Since I use two different PCs, it would be great for me to have the "nontranslatables" text file synced across my devices. Unfortunately, I see it is stored under C:\Users\elisa\AppData\Local\CafeTran, which I cannot sync through OneDrive.
I would like to change the location of this text file to a specific OneDrive folder which is synced across my PCs, do you think it is possible?
Instead of the standard nontranslatables file, you could use an ad-hoc glossary, in which case you can store it where you prefer. (And you could also use regular expressions with it.)
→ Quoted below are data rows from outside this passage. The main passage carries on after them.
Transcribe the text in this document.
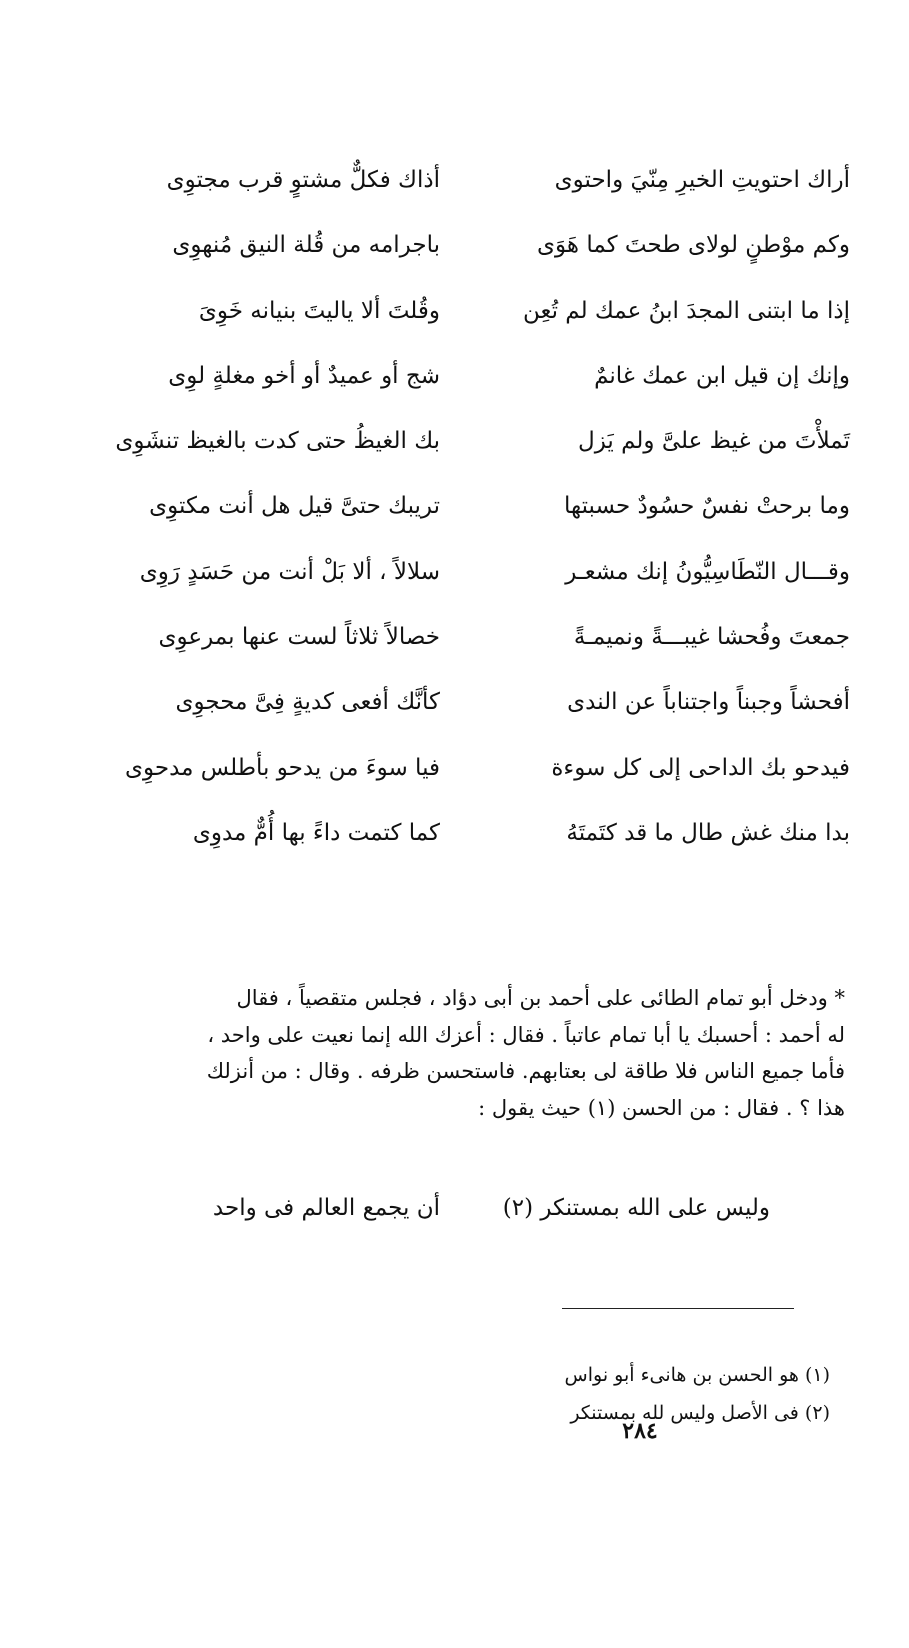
أراك احتويتِ الخيرِ مِنّيَ واحتوى
أذاك فكلٌّ مشتوٍ قرب مجتوِى
وكم موْطنٍ لولاى طحتَ كما هَوَى
باجرامه من قُلة النيق مُنهوِى
إذا ما ابتنى المجدَ ابنُ عمك لم تُعِن
وقُلتَ ألا ياليتَ بنيانه خَوِىَ
وإنك إن قيل ابن عمك غانمٌ
شج أو عميدٌ أو أخو مغلةٍ لوِى
تَملأْتَ من غيظ علىَّ ولم يَزل
بك الغيظُ حتى كدت بالغيظ تنشَوِى
وما برحتْ نفسٌ حسُودٌ حسبتها
تريبك حتىَّ قيل هل أنت مكتوِى
وقـــال النّطَاسِيُّونُ إنك مشعـر
سلالاً ، ألا بَلْ أنت من حَسَدٍ رَوِى
جمعتَ وفُحشا غيبـــةً ونميمـةً
خصالاً ثلاثاً لست عنها بمرعوِى
أفحشاً وجبناً واجتناباً عن الندى
كأنَّك أفعى كديةٍ فِىَّ محجوِى
فيدحو بك الداحى إلى كل سوءة
فيا سوءَ من يدحو بأطلس مدحوِى
بدا منك غش طال ما قد كتَمتَهُ
كما كتمت داءً بها أُمٌّ مدوِى
* ودخل أبو تمام الطائى على أحمد بن أبى دؤاد ، فجلس متقصياً ، فقال
له أحمد : أحسبك يا أبا تمام عاتباً . فقال : أعزك الله إنما نعيت على واحد ،
فأما جميع الناس فلا طاقة لى بعتابهم. فاستحسن ظرفه . وقال : من أنزلك
هذا ؟ . فقال : من الحسن (١) حيث يقول :
وليس على الله بمستنكر (٢)
أن يجمع العالم فى واحد
(١) هو الحسن بن هانىء أبو نواس
(٢) فى الأصل وليس لله بمستنكر
٢٨٤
Well, I would prefer to have a list of terms with the specific attributes of "nontranslatables". But this is a nice alternative, thanks!
I think Mario is right.
You can create more nontranslatable txt glossaries in the same folder and change the default non translatable glossary in Preferences, but you cannot change the location outside of that folder.
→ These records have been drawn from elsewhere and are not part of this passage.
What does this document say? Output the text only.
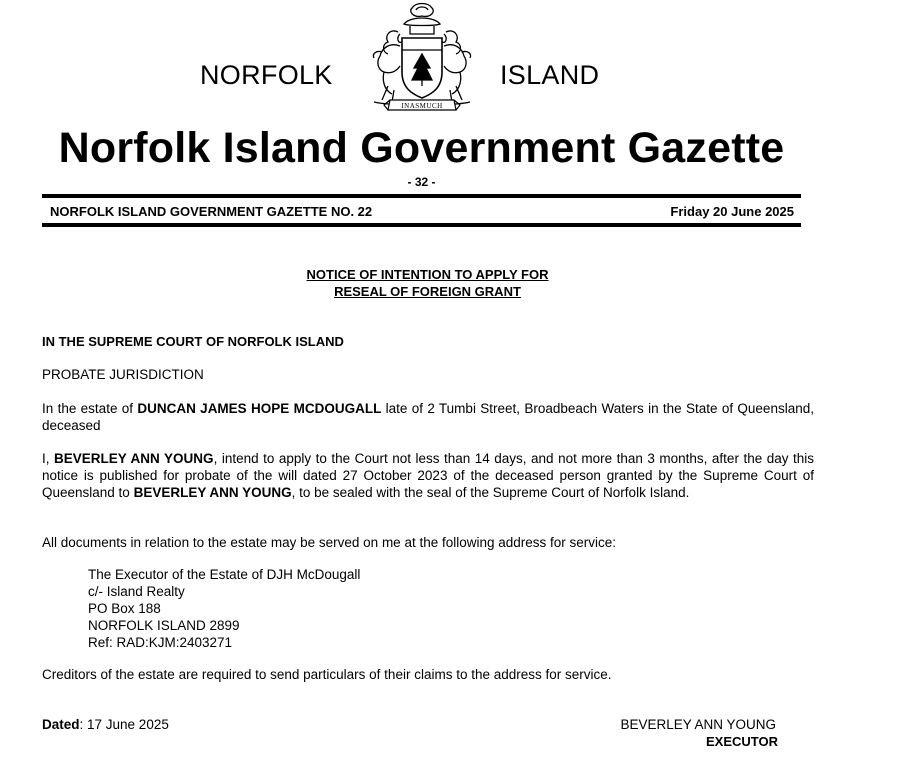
NORFOLK	ISLAND
INASMUCH
Norfolk Island Government Gazette
- 32 -
NORFOLK ISLAND GOVERNMENT GAZETTE NO. 22	Friday 20 June 2025
NOTICE OF INTENTION TO APPLY FOR
RESEAL OF FOREIGN GRANT

IN THE SUPREME COURT OF NORFOLK ISLAND

PROBATE JURISDICTION

In the estate of DUNCAN JAMES HOPE MCDOUGALL late of 2 Tumbi Street, Broadbeach Waters in the State of Queensland, deceased

I, BEVERLEY ANN YOUNG, intend to apply to the Court not less than 14 days, and not more than 3 months, after the day this notice is published for probate of the will dated 27 October 2023 of the deceased person granted by the Supreme Court of Queensland to BEVERLEY ANN YOUNG, to be sealed with the seal of the Supreme Court of Norfolk Island.

All documents in relation to the estate may be served on me at the following address for service:

The Executor of the Estate of DJH McDougall
c/- Island Realty
PO Box 188
NORFOLK ISLAND 2899
Ref: RAD:KJM:2403271

Creditors of the estate are required to send particulars of their claims to the address for service.

Dated: 17 June 2025	BEVERLEY ANN YOUNG

EXECUTOR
If you can sync that folder, great. Otherwise: you can create a dedicated non-translatables glossary (for that, check the option Non-translatable fragments only when you create a new Glossary) and save the glossary file at your preferred location. You can then add that glossary to the Dashboard and reuse it across projects, just as you would for the default built-in non-translatable glossary . CafeTran glossaries are also txt files.
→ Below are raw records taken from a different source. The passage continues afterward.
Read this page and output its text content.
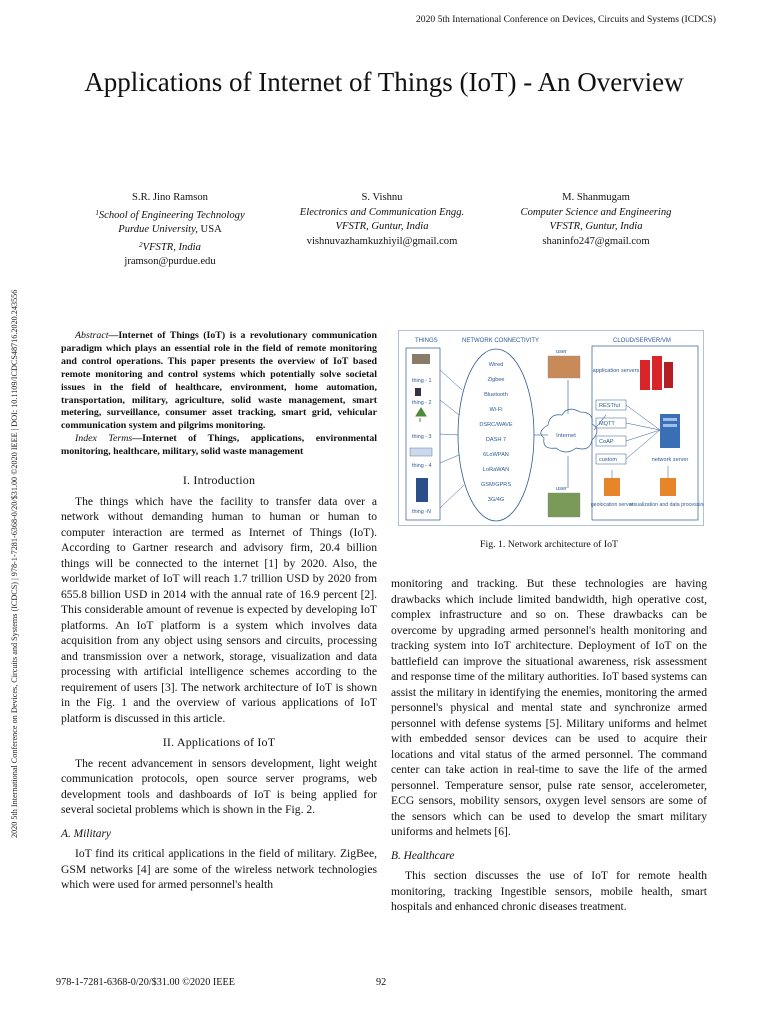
2020 5th International Conference on Devices, Circuits and Systems (ICDCS)
2020 5th International Conference on Devices, Circuits and Systems (ICDCS) | 978-1-7281-6368-0/20/$31.00 ©2020 IEEE | DOI: 10.1109/ICDCS48716.2020.243556
Applications of Internet of Things (IoT) - An Overview
S.R. Jino Ramson
$^1$School of Engineering Technology
Purdue University, USA
$^2$VFSTR, India
jramson@purdue.edu
S. Vishnu
Electronics and Communication Engg.
VFSTR, Guntur, India
vishnuvazhamkuzhiyil@gmail.com
M. Shanmugam
Computer Science and Engineering
VFSTR, Guntur, India
shaninfo247@gmail.com

Abstract—Internet of Things (IoT) is a revolutionary communication paradigm which plays an essential role in the field of remote monitoring and control operations. This paper presents the overview of IoT based remote monitoring and control systems which potentially solve societal issues in the field of healthcare, environment, home automation, transportation, military, agriculture, solid waste management, smart metering, surveillance, consumer asset tracking, smart grid, vehicular communication system and pilgrims monitoring.

Index Terms—Internet of Things, applications, environmental monitoring, healthcare, military, solid waste management

I. Introduction

The things which have the facility to transfer data over a network without demanding human to human or human to computer interaction are termed as Internet of Things (IoT). According to Gartner research and advisory firm, 20.4 billion things will be connected to the internet [1] by 2020. Also, the worldwide market of IoT will reach 1.7 trillion USD by 2020 from 655.8 billion USD in 2014 with the annual rate of 16.9 percent [2]. This considerable amount of revenue is expected by developing IoT platforms. An IoT platform is a system which involves data acquisition from any object using sensors and circuits, processing and transmission over a network, storage, visualization and data processing with artificial intelligence schemes according to the requirement of users [3]. The network architecture of IoT is shown in the Fig. 1 and the overview of various applications of IoT platform is discussed in this article.

II. Applications of IoT

The recent advancement in sensors development, light weight communication protocols, open source server programs, web development tools and dashboards of IoT is being applied for several societal problems which is shown in the Fig. 2.

A. Military

IoT find its critical applications in the field of military. ZigBee, GSM networks [4] are some of the wireless network technologies which were used for armed personnel's health

THINGS	NETWORK CONNECTIVITY	CLOUD/SERVER/VM
thing - 1
thing - 2
thing - 3
thing - 4
thing -N
Wired
Zigbee
Bluetooth
Wi-Fi
DSRC/WAVE
DASH 7
6LoWPAN
LoRaWAN
GSM/GPRS
3G/4G
Internet
user
user
application servers
RESTful
MQTT
CoAP
custom	network server
geolocation server
visualization and data processing
Fig. 1. Network architecture of IoT

monitoring and tracking. But these technologies are having drawbacks which include limited bandwidth, high operative cost, complex infrastructure and so on. These drawbacks can be overcome by upgrading armed personnel's health monitoring and tracking system into IoT architecture. Deployment of IoT on the battlefield can improve the situational awareness, risk assessment and response time of the military authorities. IoT based systems can assist the military in identifying the enemies, monitoring the armed personnel's physical and mental state and synchronize armed personnel with defense systems [5]. Military uniforms and helmet with embedded sensor devices can be used to acquire their locations and vital status of the armed personnel. The command center can take action in real-time to save the life of the armed personnel. Temperature sensor, pulse rate sensor, accelerometer, ECG sensors, mobility sensors, oxygen level sensors are some of the sensors which can be used to develop the smart military uniforms and helmets [6].

B. Healthcare

This section discusses the use of IoT for remote health monitoring, tracking Ingestible sensors, mobile health, smart hospitals and enhanced chronic diseases treatment.

978-1-7281-6368-0/20/$31.00 ©2020 IEEE	92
The third option is to add source terms preceded by the ! character (no need for target term) in a standard glossary to save non-translatables.
Whatever the method applied, all non-translatables will be shown with the purple color background (default color) and accessible via the F4 keyboard shortcut.
I currently have things like my glossaries, translation memories and project folders synced across my computers, so I thought that only the nontranslatable file was missing from the party :)
The third option sounds great to me - I just tried to add the exclamation mark to some terms in one of my glossaries, and this trick works wonderfully.
I am grateful to both for your help!
>The third option is to add source terms preceded by the ! character (no need for target term) in a standard glossary to save non-translatables.
Duh, I didn't know this. I'm using separated non-translatables glossaries for each client, but I'll try to remember your suggestion, since the approach with the exclamation mark might come in handy.